Each CocoaPod dependency must have a “Podspec” file to define the metadata for that dependency. These files are typically uploaded to a different repository from the dependency itself. A “Podfile” within the app project will include a reference to this repository, and CocoaPods will use the information in this Podfile to fetch and install all of the dependencies for the app project.
Carthage (2014) – A decentralized command-line tool for dependency management. Developers have full project control and must manually provide all package and dependency information. Carthage pulls the packages the developer specifies.Configuration requires much more manual work than CocoaPods and is somewhat complicated.
SwiftPM has many advantages over Carthage and CocoaPods. Foremost, SwiftPM is a native Apple tool integrated into Swift. Other advantages include a quick and simple configuration, easier control over packages and their sub-dependencies, and a GUI built into Xcode for managing package configurations. Each package’s metadata is defined in a “Package.swift” file, which resides in the same repository as the package source files.
With the Package dependencies configured in the SwiftPM GUI, Xcode will download the packages and resolve dependencies at build time with no further developer interaction.
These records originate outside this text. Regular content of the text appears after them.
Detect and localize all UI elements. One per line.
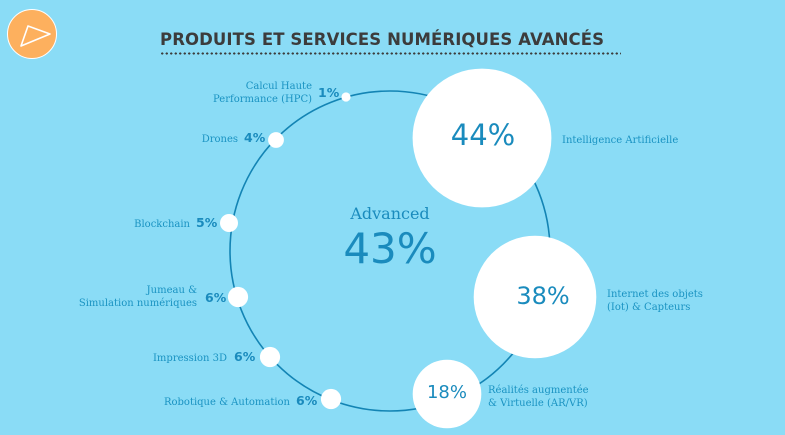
- label-ai: Intelligence Artificielle: [562, 135, 679, 146]
- label-twin: Jumeau & Simulation numériques: [78, 285, 197, 309]
- node-blockchain: [220, 214, 238, 232]
- value-twin: 6%: [205, 290, 227, 305]
- label-drones: Drones: [201, 134, 238, 145]
- value-print3d: 6%: [234, 349, 256, 364]
- value-drones: 4%: [244, 130, 266, 145]
- node-robot: [320, 388, 342, 410]
- label-print3d: Impression 3D: [152, 353, 227, 364]
- node-arvr: [412, 359, 482, 429]
- value-iot: 38%: [516, 282, 570, 310]
- center-value: 43%: [343, 224, 437, 273]
- value-robot: 6%: [296, 393, 318, 408]
- value-ai: 44%: [450, 118, 516, 152]
- node-drones: [268, 132, 284, 148]
- node-ai: [412, 68, 552, 208]
- label-iot: Internet des objets (Iot) & Capteurs: [607, 289, 703, 313]
- value-hpc: 1%: [318, 85, 340, 100]
- label-blockchain: Blockchain: [134, 219, 190, 230]
- node-hpc: [341, 92, 351, 102]
- node-print3d: [259, 346, 281, 368]
- label-robot: Robotique & Automation: [163, 397, 290, 408]
- label-hpc: Calcul Haute Performance (HPC): [213, 81, 312, 105]
- play-icon: [20, 25, 51, 47]
- center-label: Advanced: [350, 204, 430, 223]
- logo[interactable]: [7, 9, 57, 59]
- label-arvr: Réalités augmentée & Virtuelle (AR/VR): [488, 385, 589, 409]
- title-underline: [160, 52, 621, 55]
- value-arvr: 18%: [426, 382, 467, 403]
- value-blockchain: 5%: [196, 215, 218, 230]
- node-iot: [473, 235, 597, 359]
- page-title: PRODUITS ET SERVICES NUMÉRIQUES AVANCÉS: [160, 30, 605, 49]
- node-twin: [227, 286, 249, 308]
When setting dependencies, you have the following options:
- By Version: Next Version, Up to next minor, Range, or a specific commit
- Branch (Specify)
Adding A Package To Your Project
- Swift Packages> Add Package Dependency
- On the “Choose Package Repository” dialog, enter the desired Repository.
- Click Next.
- On the “Choose Package Options” dialog, set the dependency rules (Versions, Branches, Commits).
- Click Next. Xcode now fetches the dependency.
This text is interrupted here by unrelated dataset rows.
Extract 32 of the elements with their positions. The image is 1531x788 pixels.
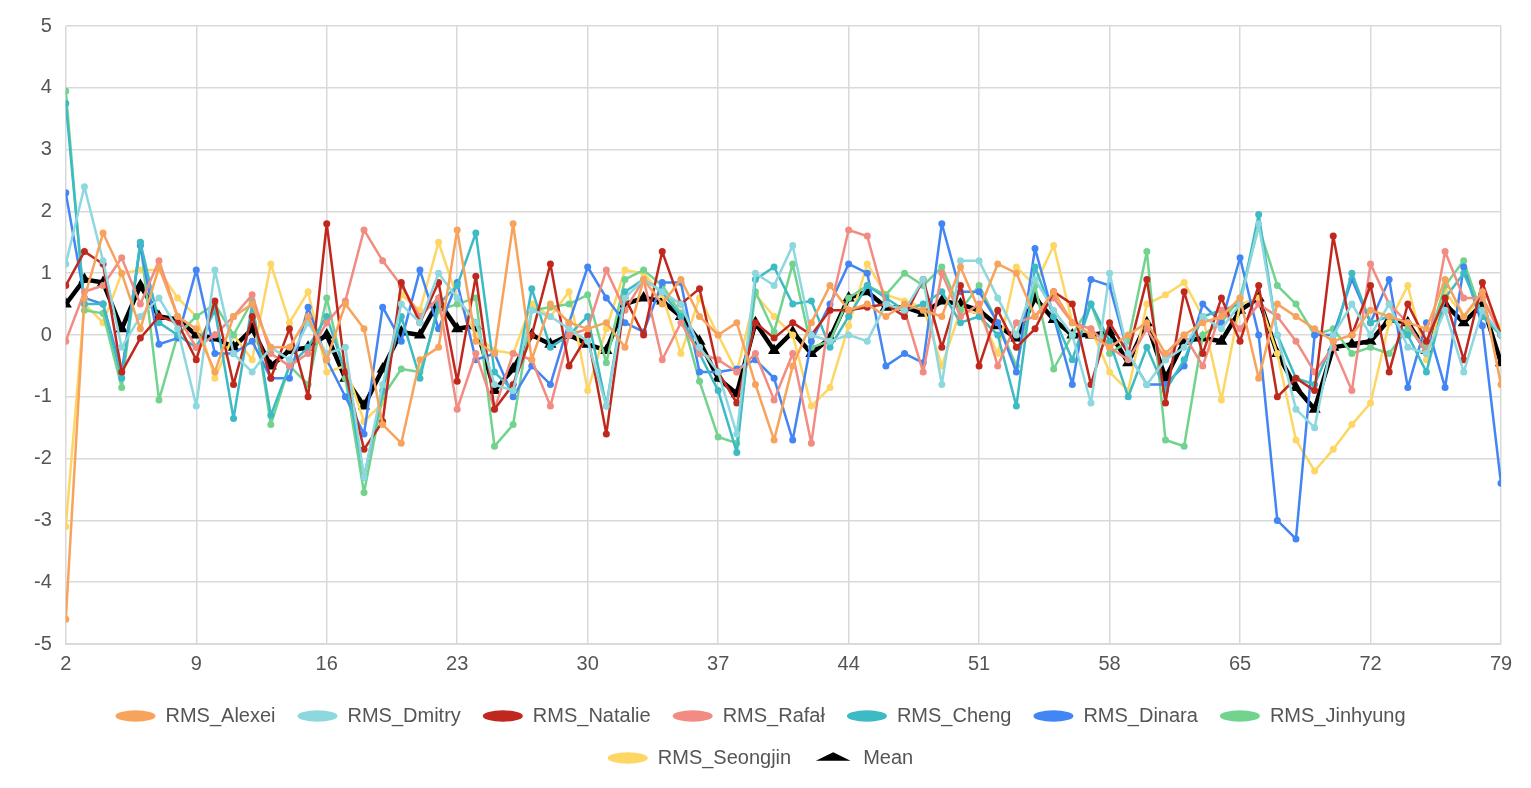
legend-label: RMS_Seongjin [657, 745, 792, 769]
legend-label: RMS_Alexei [165, 703, 276, 727]
legend-label: RMS_Rafał [722, 703, 826, 727]
y-tick-label: -5 [33, 631, 52, 654]
x-tick-label: 37 [707, 651, 730, 674]
x-tick-label: 58 [1098, 651, 1121, 674]
y-tick-label: 0 [40, 322, 52, 345]
y-tick-label: 5 [40, 13, 52, 36]
x-tick-label: 72 [1359, 651, 1382, 674]
y-tick-label: -1 [33, 384, 52, 407]
legend-label: RMS_Natalie [532, 703, 651, 727]
y-tick-label: -4 [33, 569, 52, 592]
x-tick-label: 9 [190, 651, 202, 674]
y-tick-label: -2 [33, 446, 52, 469]
legend-label: RMS_Cheng [896, 703, 1012, 727]
legend-label: RMS_Dmitry [347, 703, 461, 727]
x-tick-label: 51 [967, 651, 991, 674]
x-tick-label: 79 [1489, 651, 1513, 674]
legend-label: RMS_Jinhyung [1269, 703, 1406, 727]
y-tick-label: -3 [33, 507, 52, 530]
legend-label: Mean [863, 745, 914, 768]
y-tick-label: 2 [40, 198, 52, 221]
y-tick-label: 3 [40, 137, 52, 160]
y-tick-label: 1 [40, 260, 52, 283]
y-tick-label: 4 [40, 75, 52, 98]
legend-label: RMS_Dinara [1083, 703, 1199, 727]
x-tick-label: 16 [315, 651, 338, 674]
x-tick-label: 44 [837, 651, 860, 674]
x-tick-label: 23 [446, 651, 469, 674]
x-tick-label: 30 [576, 651, 599, 674]
x-tick-label: 2 [60, 651, 72, 674]
x-tick-label: 65 [1228, 651, 1252, 674]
- On the “Add Package to YourPrjName dialog,” ensure that the relevant packages are checked and the proper Target is selected in the Add to Target cell.
- Click Finish.
Your package now appears in the Navigator under Swift Package Dependencies. Note that SwiftPM can reference both local and remote packages.
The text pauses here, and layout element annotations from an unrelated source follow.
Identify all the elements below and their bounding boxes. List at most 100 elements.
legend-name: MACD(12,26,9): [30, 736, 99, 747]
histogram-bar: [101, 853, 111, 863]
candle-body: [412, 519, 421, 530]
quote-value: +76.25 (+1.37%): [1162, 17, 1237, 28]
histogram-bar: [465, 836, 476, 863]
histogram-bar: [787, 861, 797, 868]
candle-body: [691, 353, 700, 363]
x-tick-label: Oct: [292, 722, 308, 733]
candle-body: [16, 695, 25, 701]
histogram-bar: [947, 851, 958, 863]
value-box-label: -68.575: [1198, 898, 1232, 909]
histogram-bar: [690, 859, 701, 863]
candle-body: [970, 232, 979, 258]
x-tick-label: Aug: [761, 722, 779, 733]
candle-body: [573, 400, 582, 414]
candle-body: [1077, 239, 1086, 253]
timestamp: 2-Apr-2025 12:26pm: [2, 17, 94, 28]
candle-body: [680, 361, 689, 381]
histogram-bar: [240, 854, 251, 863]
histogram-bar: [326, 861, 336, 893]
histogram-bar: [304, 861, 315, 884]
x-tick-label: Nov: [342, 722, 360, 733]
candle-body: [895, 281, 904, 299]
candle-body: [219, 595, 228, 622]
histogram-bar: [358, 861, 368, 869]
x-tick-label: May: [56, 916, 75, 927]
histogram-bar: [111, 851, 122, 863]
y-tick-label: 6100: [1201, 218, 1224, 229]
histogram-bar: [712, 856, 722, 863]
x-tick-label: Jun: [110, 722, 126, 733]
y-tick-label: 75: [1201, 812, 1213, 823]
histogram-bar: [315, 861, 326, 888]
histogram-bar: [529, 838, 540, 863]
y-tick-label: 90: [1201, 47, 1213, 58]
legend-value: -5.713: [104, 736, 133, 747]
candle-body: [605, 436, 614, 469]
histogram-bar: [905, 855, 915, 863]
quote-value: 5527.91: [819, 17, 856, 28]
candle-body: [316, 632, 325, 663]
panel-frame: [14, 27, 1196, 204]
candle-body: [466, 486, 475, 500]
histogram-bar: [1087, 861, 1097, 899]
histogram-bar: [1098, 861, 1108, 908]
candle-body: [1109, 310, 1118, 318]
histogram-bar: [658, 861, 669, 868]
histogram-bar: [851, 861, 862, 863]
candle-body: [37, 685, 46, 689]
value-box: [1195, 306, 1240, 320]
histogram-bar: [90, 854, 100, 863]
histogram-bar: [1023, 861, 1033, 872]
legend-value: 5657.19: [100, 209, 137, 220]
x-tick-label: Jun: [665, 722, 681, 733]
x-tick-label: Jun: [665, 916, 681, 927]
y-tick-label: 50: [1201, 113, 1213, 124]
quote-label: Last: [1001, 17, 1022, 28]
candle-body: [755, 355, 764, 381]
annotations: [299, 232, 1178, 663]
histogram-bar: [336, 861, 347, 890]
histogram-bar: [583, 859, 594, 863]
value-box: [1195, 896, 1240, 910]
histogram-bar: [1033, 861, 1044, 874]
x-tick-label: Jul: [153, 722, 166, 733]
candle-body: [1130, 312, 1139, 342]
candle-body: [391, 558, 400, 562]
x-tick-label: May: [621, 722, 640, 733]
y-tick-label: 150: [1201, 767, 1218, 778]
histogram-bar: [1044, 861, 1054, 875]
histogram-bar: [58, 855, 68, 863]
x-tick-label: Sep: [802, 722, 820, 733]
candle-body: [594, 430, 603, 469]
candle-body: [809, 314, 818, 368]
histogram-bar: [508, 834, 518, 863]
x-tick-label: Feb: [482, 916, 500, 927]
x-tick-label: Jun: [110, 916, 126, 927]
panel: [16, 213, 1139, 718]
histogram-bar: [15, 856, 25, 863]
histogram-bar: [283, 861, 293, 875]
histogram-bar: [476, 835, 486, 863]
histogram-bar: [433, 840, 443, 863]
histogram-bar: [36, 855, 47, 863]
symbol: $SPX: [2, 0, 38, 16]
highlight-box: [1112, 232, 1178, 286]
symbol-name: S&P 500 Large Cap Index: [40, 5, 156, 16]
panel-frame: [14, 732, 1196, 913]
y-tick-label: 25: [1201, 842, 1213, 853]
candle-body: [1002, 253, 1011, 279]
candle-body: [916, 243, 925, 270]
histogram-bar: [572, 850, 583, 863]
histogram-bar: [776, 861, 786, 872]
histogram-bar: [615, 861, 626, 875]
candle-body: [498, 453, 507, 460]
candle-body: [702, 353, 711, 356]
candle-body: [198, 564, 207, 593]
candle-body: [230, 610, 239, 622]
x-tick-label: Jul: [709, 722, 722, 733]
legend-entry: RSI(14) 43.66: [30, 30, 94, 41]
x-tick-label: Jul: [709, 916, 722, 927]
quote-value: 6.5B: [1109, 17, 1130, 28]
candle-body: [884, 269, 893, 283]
Create A Module And Add A Local Package With SwiftPM
SwiftPM simplifies the process of modularizing your code and adding it as a package to a local or external repository. This section will briefly describe the process of creating a module and adding it to a local repository.
- Identify a self-contained portion of code or another resource that is suitable for use in a module.
- Create a new file: Files > New Package. Name the package accordingly and add it to your application using the same dialog.
- Copy the code or resource to the new file.
- Delete the existing code or resource from the app
- Add the new package to the Application Target. In “Application Project Settings,” add the new package under Frameworks and Libraries.
- In the Package code, define the platforms and versions where this Package works.
- In the Application’s code files, import the new package into every file where its code or where its resources are used.
If desired, you could upload the new Package to an external repository for use by developers outside your organization.
Additionally, SwiftPM will allow you to create and use binary packages. Binary packages permit developers to distribute libraries and frameworks without also distributing their source code.
You can use SwiftPM to distribute resources, in addition to frameworks and libraries. SwiftPM also has built-in support for Apple’s DocC Documentation format, which makes it easy to build robust interactive documentation files and tutorials.
SwiftPM is a mature product still under active development to improve and add new features. Usage stats currently show it being about equal in popularity with CocoaPods. However, since SwiftPM is a native tool that requires no additional work to begin using, its future is more sure than that of CocoaPods or Carthage.